White House Nominates First Female for Fourth Star
June 23, 2008
WASHINGTON (Army News Service, June 23, 2008) President George W. Bush has nominated the new deputy commanding general of Army Materiel Command, or AMC, for the rank of four-star general and the top slot at AMC.
If her nomination is confirmed by the U.S. Senate, Lt. Gen. Ann E. Dunwoody, who became AMC's 43rd DCG on June 17, will become the first woman in U.S. military history to gain a fourth star.
"Lt. Gen. Dunwoody's leadership, character and career have best prepared her to lead the Army Materiel Command," said Secretary of the Army Pete Geren. "She will bring 33 years of experience to over 56 thousand Soldiers, DA Civilians, and their Families in 40 states and 50 countries as she serves as the next commanding general of Army Materiel Command."
"This is an important day for the Dunwoody family, the military and the Nation," added Gen. George W. Casey, chief of staff of the Army. "Lt. Gen. Dunwoody's nomination not only underscores her significant contributions and success throughout 33 years of service, but also shows the level of possible opportunity in our Army's diverse, quality all-volunteer force. Our Nation will continue to benefit from Lt. Gen. Dunwoody's leadership as the Army continues to build strength from our diversity."
Firsts are nothing new to Dunwoody, who is AMC's first female deputy. She was also the first woman to hold her last job as the deputy chief of staff of the Army for G-4 (Logistics), and to command the U.S. Army Combined Arms Support Command and Fort Lee, Virginia. As the G-4, she was responsible for ensuring that warfighters had the necessary supplies and services, and that logisticians had the tools and equipment necessary to deliver those supplies and services to Soldiers around the globe.
As the commander of the Military Surface Deployment and Distribution Command at Scott Air Force Base, Ill., from 2002-2004, Dunwoody supported the largest deployment and redeployment of U.S. forces since World War II.
She has also commanded the 407th Supply and Transportation Battalion of the 82nd Airborne Division, Fort Bragg, N.C.; the 10th Mountain Division Support Command, Fort Drum, New York; and the 1st Corps Support Command at Fort Bragg. In this capacity, she deployed the Log Task Force in support of Operation Enduring Freedom in 2001 and stood up the Joint Logistics Command in Uzbekistan in support of Combined Joint Task Force-180.
Dunwoody also deployed during the first Gulf War with the 82nd as the Division Parachute Officer from September 1990 to March 1991.
She received a direct commission as a second lieutenant after graduating from the State University of New York at Cortland in 1975. She has graduate degrees in national resource strategy and logistics management. Her family has a long tradition of military service, including her great grandfather, grandfather, father, brother, sister, niece and husband.
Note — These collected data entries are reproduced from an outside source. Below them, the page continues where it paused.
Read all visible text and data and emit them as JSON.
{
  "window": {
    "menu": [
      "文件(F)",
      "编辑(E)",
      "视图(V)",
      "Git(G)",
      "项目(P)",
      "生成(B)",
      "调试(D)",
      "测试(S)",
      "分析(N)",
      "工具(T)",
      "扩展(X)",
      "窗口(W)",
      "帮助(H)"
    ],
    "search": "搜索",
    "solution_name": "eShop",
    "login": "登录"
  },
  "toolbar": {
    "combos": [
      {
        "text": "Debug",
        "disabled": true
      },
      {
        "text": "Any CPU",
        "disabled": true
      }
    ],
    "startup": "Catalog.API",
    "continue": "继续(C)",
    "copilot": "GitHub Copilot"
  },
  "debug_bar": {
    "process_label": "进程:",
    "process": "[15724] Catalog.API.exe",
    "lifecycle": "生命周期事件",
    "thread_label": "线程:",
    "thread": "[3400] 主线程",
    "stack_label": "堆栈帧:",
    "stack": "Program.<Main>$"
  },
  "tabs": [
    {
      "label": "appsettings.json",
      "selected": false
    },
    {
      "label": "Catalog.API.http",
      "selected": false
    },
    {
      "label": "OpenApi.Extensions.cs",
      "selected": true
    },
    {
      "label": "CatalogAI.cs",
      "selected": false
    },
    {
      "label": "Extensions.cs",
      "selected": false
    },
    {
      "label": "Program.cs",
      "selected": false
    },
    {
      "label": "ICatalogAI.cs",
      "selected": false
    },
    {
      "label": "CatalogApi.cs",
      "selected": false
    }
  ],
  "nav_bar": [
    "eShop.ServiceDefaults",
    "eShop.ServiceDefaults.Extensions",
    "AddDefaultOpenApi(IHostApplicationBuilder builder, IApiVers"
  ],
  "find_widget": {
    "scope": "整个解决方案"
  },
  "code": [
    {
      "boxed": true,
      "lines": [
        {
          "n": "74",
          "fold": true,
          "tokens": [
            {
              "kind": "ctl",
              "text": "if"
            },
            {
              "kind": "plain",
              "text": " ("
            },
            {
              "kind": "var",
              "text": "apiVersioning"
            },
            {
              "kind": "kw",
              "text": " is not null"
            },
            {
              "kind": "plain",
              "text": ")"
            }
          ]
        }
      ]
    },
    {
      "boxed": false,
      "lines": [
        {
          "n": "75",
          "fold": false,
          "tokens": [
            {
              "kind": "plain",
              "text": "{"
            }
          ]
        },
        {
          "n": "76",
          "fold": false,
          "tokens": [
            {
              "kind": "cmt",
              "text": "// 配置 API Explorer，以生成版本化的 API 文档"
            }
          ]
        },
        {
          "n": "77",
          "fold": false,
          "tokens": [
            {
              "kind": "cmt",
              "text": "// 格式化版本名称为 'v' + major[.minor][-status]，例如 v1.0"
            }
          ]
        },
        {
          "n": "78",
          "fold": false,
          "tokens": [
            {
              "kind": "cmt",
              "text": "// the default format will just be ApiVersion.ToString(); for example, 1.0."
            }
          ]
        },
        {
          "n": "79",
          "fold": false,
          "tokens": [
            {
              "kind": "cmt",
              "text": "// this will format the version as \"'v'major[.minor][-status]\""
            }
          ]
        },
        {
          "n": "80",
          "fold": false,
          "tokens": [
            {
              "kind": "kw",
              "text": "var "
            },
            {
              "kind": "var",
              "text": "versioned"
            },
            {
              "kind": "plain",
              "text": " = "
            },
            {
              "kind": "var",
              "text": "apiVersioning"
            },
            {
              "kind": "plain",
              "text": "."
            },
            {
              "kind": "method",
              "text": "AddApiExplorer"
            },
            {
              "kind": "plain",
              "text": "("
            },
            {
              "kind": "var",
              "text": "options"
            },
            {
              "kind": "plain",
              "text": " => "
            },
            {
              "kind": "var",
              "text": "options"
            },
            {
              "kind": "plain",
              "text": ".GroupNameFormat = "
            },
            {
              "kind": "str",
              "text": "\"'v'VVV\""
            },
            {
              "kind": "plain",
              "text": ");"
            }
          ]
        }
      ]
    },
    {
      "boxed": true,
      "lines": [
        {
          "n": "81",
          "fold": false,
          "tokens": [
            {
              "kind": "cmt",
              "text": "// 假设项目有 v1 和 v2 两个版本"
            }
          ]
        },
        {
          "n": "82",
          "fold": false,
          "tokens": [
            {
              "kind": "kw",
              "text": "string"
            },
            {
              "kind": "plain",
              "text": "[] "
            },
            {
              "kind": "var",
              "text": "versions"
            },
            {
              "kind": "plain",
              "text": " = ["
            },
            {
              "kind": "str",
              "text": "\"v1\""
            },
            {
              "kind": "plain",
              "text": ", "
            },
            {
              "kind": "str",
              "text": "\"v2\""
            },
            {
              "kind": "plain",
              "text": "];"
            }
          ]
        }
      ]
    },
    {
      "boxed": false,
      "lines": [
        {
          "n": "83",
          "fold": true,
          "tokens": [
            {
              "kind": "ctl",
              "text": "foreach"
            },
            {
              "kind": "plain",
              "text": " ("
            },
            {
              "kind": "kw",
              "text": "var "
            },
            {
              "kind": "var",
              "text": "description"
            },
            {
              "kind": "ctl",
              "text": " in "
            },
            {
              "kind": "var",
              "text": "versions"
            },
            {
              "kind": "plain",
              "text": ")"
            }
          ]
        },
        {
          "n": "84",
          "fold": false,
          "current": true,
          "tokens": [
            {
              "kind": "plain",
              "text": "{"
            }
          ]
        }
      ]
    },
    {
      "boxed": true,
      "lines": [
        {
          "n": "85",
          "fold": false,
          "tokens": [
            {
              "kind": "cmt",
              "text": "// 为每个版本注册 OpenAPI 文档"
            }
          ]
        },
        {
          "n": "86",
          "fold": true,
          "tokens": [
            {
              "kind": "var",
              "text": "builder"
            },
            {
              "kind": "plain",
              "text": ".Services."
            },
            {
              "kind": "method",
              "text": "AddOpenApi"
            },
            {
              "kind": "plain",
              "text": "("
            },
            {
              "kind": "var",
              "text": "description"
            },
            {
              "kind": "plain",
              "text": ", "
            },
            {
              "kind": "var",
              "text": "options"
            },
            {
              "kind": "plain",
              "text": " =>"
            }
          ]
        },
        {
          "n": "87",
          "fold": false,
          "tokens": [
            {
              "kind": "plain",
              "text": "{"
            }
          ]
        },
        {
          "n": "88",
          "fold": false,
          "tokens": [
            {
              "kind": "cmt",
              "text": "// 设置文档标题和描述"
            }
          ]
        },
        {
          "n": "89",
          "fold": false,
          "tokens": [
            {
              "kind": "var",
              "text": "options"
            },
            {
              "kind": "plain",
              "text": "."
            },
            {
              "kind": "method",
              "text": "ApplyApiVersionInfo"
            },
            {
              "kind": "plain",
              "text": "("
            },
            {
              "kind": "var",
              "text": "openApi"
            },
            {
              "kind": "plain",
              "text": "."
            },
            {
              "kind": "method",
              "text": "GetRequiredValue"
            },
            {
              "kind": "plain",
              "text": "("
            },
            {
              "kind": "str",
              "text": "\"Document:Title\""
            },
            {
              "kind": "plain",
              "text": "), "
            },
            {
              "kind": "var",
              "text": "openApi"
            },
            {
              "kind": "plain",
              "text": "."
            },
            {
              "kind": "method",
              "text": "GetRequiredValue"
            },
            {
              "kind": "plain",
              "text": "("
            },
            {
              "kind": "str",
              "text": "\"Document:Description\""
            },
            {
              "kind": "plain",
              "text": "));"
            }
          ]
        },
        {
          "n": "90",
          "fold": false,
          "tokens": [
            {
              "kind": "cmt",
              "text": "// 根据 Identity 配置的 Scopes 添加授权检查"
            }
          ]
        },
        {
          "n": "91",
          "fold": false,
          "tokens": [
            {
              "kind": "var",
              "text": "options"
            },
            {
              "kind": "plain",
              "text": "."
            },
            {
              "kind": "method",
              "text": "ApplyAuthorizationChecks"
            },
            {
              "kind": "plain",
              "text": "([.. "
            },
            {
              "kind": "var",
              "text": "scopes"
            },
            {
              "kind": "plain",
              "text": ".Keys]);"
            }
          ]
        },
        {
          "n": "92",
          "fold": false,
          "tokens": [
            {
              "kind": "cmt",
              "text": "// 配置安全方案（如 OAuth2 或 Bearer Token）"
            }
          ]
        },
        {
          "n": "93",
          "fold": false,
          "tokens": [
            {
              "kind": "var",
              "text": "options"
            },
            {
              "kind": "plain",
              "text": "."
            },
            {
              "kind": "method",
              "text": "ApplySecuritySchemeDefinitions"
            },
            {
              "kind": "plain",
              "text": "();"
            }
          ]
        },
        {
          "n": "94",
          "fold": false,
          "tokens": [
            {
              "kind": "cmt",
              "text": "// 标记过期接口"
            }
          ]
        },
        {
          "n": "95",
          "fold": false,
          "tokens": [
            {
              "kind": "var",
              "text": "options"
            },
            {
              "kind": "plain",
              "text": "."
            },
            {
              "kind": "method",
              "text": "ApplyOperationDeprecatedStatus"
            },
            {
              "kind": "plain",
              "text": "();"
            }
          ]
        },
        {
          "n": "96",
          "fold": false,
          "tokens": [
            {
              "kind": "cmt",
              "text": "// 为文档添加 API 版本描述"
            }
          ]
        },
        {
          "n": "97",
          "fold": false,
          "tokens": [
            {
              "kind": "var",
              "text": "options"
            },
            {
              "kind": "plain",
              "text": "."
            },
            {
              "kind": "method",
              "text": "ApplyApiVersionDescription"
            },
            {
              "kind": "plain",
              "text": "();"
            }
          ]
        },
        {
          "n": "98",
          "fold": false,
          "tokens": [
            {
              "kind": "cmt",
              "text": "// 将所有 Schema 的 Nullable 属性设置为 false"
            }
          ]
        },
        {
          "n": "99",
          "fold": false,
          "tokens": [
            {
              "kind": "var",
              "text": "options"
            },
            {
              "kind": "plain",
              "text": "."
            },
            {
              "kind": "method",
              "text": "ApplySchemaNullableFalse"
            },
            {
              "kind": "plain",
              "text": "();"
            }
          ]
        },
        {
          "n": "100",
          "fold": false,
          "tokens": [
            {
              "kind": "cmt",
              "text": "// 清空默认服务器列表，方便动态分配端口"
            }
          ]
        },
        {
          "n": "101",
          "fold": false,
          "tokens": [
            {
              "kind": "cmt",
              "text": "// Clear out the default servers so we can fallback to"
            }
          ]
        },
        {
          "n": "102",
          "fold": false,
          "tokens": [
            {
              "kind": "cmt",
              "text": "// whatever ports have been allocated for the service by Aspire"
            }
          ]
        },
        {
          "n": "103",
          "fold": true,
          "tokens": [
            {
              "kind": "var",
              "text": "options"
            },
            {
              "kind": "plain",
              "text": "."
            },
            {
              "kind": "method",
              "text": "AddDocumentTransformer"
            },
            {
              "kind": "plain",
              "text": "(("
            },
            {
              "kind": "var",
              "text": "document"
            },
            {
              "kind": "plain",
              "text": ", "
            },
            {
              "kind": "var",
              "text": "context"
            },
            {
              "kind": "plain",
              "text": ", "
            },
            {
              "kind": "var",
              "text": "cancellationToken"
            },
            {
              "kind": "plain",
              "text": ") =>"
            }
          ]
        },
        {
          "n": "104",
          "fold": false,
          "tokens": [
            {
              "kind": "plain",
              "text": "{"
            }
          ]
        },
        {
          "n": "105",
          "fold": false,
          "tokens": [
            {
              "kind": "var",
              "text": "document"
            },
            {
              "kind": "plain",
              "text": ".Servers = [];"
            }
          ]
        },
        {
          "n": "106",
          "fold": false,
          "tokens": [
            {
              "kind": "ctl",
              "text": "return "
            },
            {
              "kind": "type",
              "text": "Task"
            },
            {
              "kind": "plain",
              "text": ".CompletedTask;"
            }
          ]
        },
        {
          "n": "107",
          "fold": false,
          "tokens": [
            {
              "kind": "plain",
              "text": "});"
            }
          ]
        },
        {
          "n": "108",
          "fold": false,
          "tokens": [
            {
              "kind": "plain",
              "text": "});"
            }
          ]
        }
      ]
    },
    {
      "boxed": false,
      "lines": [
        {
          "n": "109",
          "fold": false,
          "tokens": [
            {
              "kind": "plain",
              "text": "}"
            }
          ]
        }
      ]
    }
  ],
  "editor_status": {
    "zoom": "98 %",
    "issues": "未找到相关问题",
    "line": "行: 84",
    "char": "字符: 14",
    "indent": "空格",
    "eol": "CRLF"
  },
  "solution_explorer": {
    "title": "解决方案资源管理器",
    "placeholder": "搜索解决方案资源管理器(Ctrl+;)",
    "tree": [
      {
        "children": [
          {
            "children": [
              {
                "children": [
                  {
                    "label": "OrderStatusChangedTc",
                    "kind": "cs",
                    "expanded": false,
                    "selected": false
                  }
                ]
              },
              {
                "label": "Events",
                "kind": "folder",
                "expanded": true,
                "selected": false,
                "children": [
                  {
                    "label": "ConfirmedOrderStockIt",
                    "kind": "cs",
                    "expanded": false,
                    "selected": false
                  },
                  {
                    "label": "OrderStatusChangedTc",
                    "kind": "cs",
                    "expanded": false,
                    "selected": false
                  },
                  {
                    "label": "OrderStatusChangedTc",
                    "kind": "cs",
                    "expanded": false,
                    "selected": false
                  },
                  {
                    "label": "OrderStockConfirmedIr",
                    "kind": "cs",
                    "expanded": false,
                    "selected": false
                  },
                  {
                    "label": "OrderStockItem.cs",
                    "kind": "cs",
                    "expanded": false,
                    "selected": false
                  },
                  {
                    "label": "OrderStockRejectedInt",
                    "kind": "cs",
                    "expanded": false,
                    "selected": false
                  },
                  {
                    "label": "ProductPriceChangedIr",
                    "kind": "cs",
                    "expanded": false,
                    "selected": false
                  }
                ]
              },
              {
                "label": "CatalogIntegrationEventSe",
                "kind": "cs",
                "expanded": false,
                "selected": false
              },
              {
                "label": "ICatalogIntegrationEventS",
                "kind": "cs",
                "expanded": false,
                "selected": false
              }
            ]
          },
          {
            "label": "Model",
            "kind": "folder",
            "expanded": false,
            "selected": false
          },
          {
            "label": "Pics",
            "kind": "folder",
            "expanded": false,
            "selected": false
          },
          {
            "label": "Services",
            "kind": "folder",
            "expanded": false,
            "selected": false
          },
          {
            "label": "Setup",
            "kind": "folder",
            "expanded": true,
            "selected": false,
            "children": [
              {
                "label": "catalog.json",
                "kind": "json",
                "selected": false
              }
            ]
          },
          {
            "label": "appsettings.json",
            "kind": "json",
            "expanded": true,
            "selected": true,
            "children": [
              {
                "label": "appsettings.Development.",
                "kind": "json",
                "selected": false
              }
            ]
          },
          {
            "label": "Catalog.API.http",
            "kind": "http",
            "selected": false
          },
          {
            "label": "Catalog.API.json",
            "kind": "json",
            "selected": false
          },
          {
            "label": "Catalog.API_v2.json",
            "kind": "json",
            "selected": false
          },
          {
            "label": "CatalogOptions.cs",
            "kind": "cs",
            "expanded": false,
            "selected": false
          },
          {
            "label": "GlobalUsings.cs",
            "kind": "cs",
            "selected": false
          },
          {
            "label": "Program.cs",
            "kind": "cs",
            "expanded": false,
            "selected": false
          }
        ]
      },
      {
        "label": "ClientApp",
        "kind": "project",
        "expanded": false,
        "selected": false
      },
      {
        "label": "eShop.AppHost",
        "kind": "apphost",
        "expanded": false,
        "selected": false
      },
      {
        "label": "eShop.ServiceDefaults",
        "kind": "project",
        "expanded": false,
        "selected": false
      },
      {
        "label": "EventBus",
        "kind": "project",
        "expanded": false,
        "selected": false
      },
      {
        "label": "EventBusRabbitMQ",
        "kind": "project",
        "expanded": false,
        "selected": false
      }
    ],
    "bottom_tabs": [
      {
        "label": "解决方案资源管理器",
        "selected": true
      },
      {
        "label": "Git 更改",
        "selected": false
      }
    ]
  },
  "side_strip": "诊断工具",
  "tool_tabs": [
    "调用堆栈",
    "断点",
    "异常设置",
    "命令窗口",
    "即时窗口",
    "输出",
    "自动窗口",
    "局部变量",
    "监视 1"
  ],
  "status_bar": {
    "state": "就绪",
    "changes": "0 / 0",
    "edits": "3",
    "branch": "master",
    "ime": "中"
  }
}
"I am very honored but also very humbled today with this announcement," said Dunwoody. "I grew up in a family that didn't know what glass ceilings were. This nomination only reaffirms what I have known to be true about the military throughout my career ... that the doors continue to open for men and women in uniform. My focus right now is to be the best deputy I can be."
Dunwoody would take over as AMC's commanding general from Gen. Benjamin S. Griffin, who has served in the position since 2004.
As commanding general, she would oversee AMC headquarters move to Huntsville, Alabama, from Fort Belvoir, Virginia; under the 2005 Base Realignment and Closure Act. Advance teams have already arrived in Huntsville, and the process is expected to be complete in September 2011.
The Army's first female general officers were promoted, June 11, 1970, when Secretary of the Army Stanley Resor promoted both Col. Anna Mae Hays, chief of the Army Nurse Corps, and Col. Elizabeth P. Hoisington, director of the Women's Army Corps, to brigadier general.
Today, fifty-seven active-duty women and 47 female reservists wear stars on their shoulders in the armed forces. Moreover, roughly 194,000 women make up 14 percent of all active duty forces. Since Sept. 11, 2001, more than 193,400 women have deployed in support of U.S. operations.
(Editor's Note: An Army press release and reports from John J. Kruzel, of the American Forces Press Service, and Melissa Bohan, from the AMC Office of Public and Congressional Affairs, contributed to this report.)